Revenge on Click and Clack
Walter
God save the catalog, and the Commonwealth of Massachusetts.
We might be able to extort a customization of the Libraries' van from Click and Clack, not necessarily to the extent of dropping a Dodge 413 ram-induction mill into it and installing an air-scoop, but just, oh, tinted windows, pinstriping, glasspaks, mag wheels, Hurst shifter, etc.
Perhaps Click and Clack would be willing to perform a sort of expiatory community service and help out at a reference desk for a couple of hours, kicking off the Libraries' "Celebrity Reference" series. Or maybe they could run the elevator at RSC for a morning that the movers are there, and call out the collections as it makes its oceanic way from floor to floor.
I think, though, that since they returned the book, and because they have accumulated grace by being funny and informative in the media and by starting Hacker's Haven, and because they are from the 'hood, that perhaps we should lay down our righteous wrath and embrace Click, and even Clack! in a spirit of millenial forgiveness.
Eternally, for now,
Walter
Wayne
Ann and Underlibbers,
I think that since the Magliozzis are the car boys and we are the book boys (and girls), we should propose some sort of car/book reversal to them, e.g.:
-Ask them if our director of libraries (or even our head of serials cataloging) can borrow their car and be fairly unspecific about when we return it to them.

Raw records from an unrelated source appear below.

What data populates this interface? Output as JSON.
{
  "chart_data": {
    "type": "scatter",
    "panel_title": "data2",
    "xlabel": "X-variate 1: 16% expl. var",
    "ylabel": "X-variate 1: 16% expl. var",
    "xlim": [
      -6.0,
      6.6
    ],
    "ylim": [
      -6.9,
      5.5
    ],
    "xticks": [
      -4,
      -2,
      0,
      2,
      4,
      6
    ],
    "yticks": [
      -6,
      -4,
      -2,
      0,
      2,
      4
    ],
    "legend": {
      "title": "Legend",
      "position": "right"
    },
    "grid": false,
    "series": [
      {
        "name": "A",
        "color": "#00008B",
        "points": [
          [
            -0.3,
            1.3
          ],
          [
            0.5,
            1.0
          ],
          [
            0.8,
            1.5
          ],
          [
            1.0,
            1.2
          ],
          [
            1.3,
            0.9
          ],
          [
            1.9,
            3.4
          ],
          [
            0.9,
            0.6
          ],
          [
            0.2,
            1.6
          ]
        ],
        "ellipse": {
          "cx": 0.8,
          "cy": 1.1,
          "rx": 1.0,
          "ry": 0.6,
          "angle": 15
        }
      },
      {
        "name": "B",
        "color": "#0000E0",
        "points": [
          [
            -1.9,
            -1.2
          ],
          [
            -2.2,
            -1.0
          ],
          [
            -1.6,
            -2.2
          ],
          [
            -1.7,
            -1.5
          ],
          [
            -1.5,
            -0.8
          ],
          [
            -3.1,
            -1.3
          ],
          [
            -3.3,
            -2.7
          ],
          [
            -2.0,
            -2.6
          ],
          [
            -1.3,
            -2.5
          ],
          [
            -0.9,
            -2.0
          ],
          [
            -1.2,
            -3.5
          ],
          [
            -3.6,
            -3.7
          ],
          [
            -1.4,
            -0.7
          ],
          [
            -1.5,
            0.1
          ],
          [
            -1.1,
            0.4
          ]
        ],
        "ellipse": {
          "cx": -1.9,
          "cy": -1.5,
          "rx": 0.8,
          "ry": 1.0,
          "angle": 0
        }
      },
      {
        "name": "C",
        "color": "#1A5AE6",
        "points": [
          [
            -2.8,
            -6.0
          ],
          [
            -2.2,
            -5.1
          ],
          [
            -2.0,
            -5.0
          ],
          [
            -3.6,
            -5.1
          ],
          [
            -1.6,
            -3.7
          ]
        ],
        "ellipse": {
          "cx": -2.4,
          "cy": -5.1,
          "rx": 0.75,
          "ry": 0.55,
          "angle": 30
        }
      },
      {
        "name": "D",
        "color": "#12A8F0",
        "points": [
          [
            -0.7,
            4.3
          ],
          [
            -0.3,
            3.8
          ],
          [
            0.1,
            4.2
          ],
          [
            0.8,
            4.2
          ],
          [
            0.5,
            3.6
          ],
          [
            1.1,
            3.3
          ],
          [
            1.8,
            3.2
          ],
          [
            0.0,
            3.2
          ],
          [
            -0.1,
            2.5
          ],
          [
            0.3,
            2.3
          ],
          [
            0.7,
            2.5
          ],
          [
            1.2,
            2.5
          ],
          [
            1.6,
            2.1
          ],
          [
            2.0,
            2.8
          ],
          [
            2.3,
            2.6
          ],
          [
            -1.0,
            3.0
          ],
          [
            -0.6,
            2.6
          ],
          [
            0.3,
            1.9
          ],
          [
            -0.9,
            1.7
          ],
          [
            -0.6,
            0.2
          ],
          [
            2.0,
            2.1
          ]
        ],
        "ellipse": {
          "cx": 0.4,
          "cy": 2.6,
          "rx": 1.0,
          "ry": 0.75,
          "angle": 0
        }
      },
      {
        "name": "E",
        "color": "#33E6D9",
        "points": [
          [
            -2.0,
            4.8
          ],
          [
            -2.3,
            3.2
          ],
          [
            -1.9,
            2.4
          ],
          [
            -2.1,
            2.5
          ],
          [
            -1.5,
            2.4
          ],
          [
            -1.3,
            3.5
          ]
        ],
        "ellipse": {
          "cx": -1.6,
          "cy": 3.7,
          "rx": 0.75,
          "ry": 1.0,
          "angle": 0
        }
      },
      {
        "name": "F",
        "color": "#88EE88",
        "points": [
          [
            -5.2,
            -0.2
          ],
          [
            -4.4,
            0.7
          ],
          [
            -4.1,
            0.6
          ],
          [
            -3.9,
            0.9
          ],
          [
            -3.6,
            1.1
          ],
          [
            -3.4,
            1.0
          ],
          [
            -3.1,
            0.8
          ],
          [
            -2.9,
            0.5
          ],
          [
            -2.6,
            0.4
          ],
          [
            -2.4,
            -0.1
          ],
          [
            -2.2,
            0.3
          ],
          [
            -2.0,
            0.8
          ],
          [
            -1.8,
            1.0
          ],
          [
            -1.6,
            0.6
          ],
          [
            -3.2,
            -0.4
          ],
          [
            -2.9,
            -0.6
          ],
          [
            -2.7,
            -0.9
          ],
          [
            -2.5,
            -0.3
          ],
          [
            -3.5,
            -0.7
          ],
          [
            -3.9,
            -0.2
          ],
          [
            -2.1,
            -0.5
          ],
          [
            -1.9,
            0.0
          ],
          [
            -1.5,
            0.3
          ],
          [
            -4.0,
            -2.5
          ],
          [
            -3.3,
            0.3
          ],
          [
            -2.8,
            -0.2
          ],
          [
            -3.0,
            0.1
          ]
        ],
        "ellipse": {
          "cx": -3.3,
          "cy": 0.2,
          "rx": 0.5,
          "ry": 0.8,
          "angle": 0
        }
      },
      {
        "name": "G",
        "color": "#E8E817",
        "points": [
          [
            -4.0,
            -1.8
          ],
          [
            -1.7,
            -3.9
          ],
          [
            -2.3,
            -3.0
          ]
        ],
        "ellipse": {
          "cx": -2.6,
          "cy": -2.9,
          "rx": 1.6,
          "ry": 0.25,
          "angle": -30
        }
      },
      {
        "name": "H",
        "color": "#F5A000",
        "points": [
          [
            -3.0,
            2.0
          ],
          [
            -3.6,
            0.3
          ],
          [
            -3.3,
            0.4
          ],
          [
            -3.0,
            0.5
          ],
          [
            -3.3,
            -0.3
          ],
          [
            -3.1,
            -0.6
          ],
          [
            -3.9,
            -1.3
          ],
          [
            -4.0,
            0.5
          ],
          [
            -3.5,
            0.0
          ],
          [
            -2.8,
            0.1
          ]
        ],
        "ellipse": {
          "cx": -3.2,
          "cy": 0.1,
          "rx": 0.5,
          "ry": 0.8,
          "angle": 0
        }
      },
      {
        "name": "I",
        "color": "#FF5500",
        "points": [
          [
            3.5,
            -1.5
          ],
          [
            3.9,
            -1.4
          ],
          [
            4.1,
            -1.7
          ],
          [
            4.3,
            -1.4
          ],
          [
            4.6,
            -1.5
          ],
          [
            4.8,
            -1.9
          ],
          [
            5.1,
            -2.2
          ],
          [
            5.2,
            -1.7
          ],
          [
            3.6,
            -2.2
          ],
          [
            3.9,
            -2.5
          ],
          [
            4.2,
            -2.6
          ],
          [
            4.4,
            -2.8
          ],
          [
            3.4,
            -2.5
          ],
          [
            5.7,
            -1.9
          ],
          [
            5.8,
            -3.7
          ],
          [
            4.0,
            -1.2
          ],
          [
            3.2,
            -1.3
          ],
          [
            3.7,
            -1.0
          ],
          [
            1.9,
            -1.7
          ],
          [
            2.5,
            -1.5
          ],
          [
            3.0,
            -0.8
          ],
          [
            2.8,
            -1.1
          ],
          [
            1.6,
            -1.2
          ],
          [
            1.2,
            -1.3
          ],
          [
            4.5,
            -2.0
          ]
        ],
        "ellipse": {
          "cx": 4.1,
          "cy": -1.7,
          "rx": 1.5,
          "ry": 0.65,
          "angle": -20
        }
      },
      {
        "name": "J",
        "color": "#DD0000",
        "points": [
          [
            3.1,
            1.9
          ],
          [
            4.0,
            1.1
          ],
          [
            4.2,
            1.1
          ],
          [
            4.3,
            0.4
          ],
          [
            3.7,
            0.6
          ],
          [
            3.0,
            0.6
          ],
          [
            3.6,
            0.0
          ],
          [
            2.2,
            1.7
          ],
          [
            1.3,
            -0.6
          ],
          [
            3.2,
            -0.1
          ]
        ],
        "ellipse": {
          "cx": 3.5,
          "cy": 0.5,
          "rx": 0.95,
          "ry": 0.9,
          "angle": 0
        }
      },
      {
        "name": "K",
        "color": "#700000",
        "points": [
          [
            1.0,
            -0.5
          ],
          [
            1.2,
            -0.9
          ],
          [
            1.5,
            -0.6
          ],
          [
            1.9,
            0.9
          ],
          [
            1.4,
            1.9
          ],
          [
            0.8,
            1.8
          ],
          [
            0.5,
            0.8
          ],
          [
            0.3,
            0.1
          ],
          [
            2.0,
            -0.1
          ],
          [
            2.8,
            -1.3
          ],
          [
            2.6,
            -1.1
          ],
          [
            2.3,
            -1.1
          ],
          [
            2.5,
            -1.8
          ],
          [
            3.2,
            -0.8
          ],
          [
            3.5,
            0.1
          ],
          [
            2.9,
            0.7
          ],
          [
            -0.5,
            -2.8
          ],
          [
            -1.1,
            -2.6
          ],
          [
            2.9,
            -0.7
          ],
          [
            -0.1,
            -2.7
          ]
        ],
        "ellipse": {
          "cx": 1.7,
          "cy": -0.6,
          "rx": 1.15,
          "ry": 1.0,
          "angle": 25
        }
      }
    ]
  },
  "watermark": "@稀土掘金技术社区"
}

-Ask them if they'd devote an upcoming episode of their show to "Book Talk", during which people call in with various book-related questions. Ann could be their special guest, but all three would make their best stabs at questions such as
--- "I left my copy of Kierkegaard's 'Fear and Trembling' on the dash of the Buick, and now it's all faded: what should I do?"
--- "Can someone at MIT explain to me how I can bypass the Internet blocking software at my public library so that I can access the latest pics of Melvil Dewey?"
--- "Do you think that digitization and the broad availability of electronic resources spell the end of the printed journal as we know it?"